Gerusalemme
è al centro del conflitto fra Israele e Palestina in quanto la città per
ragioni diverse è considerata come capitale del proprio Stato sia dai
palestinesi sia dagli israeliani[i]. Nemmeno gli accordi di Oslo del1993[ii]
contengono un’intesa sullo status di Gerusalemme. Le cause dei gravi scontri
che dal mese di maggio dalla città santa si sono progressivamente estesi in
molte zone sensibili del Paese tendono ad essere minimizzate dall’opinione
pubblica filogovernativa, che cerca di ricondurre i contrasti a dispute di
carattere meramente immobiliare. Le turbative, infatti, sono seguite ai
provvedimenti giudiziari di sfratto di cui sono stati destinatari i nuclei
familiari palestinesi che, fuggiti o cacciati dalle loro case a Gerusalemme
Ovest, si erano trasferiti a Gerusalemme Est (in particolare nel quartiere di
Sheikh Jarrah), passata sotto il controllo giordano a seguito del conflitto del
1948[iii]. Le autorità giordane di Gerusalemme Est, infatti, assegnarono a
questi profughi palestinesi, che quindi ne entrarono legittimamente in possesso,
gli immobili abbandonati dagli israeliani che erano invece migrati a
Gerusalemme Ovest, cioè nella zona ‘israeliana’. Dopo più di 160 anni di
pacifico possesso, queste abitazioni sono state rivendicate in sede giudiziale
da israeliani che affermano di essere stati i legittimi proprietari prima
dell’occupazione giordana del 1948. Israele, infatti, avendo a seguito della
guerra dei sei giorni del 1967 esteso la sua sovranità anche su Gerusalemme
Est, non riconosce i precedenti provvedimenti delle autorità giordane di
assegnazione degli immobili ai palestinesi, alimentando così le rivendicazioni
degli israeliani precedenti proprietari. La questione va oltre la disputa
legale in quanto lo stesso diritto non viene riconosciuto ai Palestinesi che a
seguito della guerra del 1948 hanno abbandonato immobili a Gerusalemme ovest
assegnati successivamente a famiglie israeliane. Questa disputa, quindi,
manifesta un atteggiamento discriminatorio, ed è considerata dai Palestinesi
un’intollerabile provocazione. Roberto Rapaccini
[i]
Gli Ebrei ritengono che Gerusalemme debba essere la capitale di Israele perché
oltre ad essere la più importante città dell’antico Regno di Giuda era sede del
Tempio Santo, il luogo più sacro per l’Ebraismo. I Palestinesi rivendicano
invece di aver abitato Gerusalemme in maniera esclusiva per secoli. Oggetto di
controversie è in particolare la parte orientale di Gerusalemme -
unilateralmente annessa da Israele nel 1967 dopo la guerra dei sei giorni -
nella quale sono ubicati alcuni dei luoghi considerati santi dalle tre
religioni monoteiste (Ebraismo, Cristianesimo, Islam), quali il Muro del
Pianto, la moschea al-Aqsa, la basilica del Santo Sepolcro. Prendendo atto
della natura irrisolta del contrasto, le organizzazioni internazionali e la
maggior parte dei Paesi Membri dell’Onu hanno aperto le loro rappresentanze
diplomatiche a Tel Aviv, ritenendo questa città la reale capitale di Israele.
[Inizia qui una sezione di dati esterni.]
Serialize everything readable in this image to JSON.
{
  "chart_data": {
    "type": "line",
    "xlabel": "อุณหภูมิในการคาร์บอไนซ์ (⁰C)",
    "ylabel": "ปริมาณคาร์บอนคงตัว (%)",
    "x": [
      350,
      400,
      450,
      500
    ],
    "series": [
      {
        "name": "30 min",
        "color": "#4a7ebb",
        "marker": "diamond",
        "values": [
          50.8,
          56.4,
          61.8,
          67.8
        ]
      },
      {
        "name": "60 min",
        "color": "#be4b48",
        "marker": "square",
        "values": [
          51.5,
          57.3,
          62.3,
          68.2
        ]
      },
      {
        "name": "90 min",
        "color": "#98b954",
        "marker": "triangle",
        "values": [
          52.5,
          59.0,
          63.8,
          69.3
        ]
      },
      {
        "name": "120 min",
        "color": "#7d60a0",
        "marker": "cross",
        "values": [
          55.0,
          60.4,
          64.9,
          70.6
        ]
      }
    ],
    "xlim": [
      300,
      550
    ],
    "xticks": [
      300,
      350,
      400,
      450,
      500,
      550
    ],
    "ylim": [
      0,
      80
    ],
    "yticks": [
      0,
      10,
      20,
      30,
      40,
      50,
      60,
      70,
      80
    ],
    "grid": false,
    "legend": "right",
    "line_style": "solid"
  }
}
Ironia della sorte uno dei significati della parola Gerusalemme è città della
pace.
[ii]
Con gli accordi di Oslo è stata istituita un'Autorità palestinese con il
compito di governare con una limitata autonomia alcune parti della Cisgiordania
e della Striscia di Gaza, e stato inoltre riconosciuto l'OLP come partner di
Israele nei negoziati sulle questioni in sospeso. Gli accordi di Oslo non hanno
creato uno Stato palestinese.
[iii]
L’armistizio con il quale nel 1949 si concluse la prima guerra arabo-israeliana
stabilì che ad Israele spettasse la parte ovest di Gerusalemme, mentre la
Giordania, che durante la guerra aveva occupato parte di Gerusalemme e
dell’odierna Cisgiordania, mantenesse il controllo della parte est della città,
quella palestinese, tuttora è abitata in prevalenza da arabi. La situazione è
cambiata nel 1967, al termine della ‘Guerra dei sei giorni’: Israele conquistò
diversi territori, fra cui Gerusalemme est, di cui tutt’oggi mantiene il
controllo militare assieme ad un’ampia zona di quartieri limitrofi.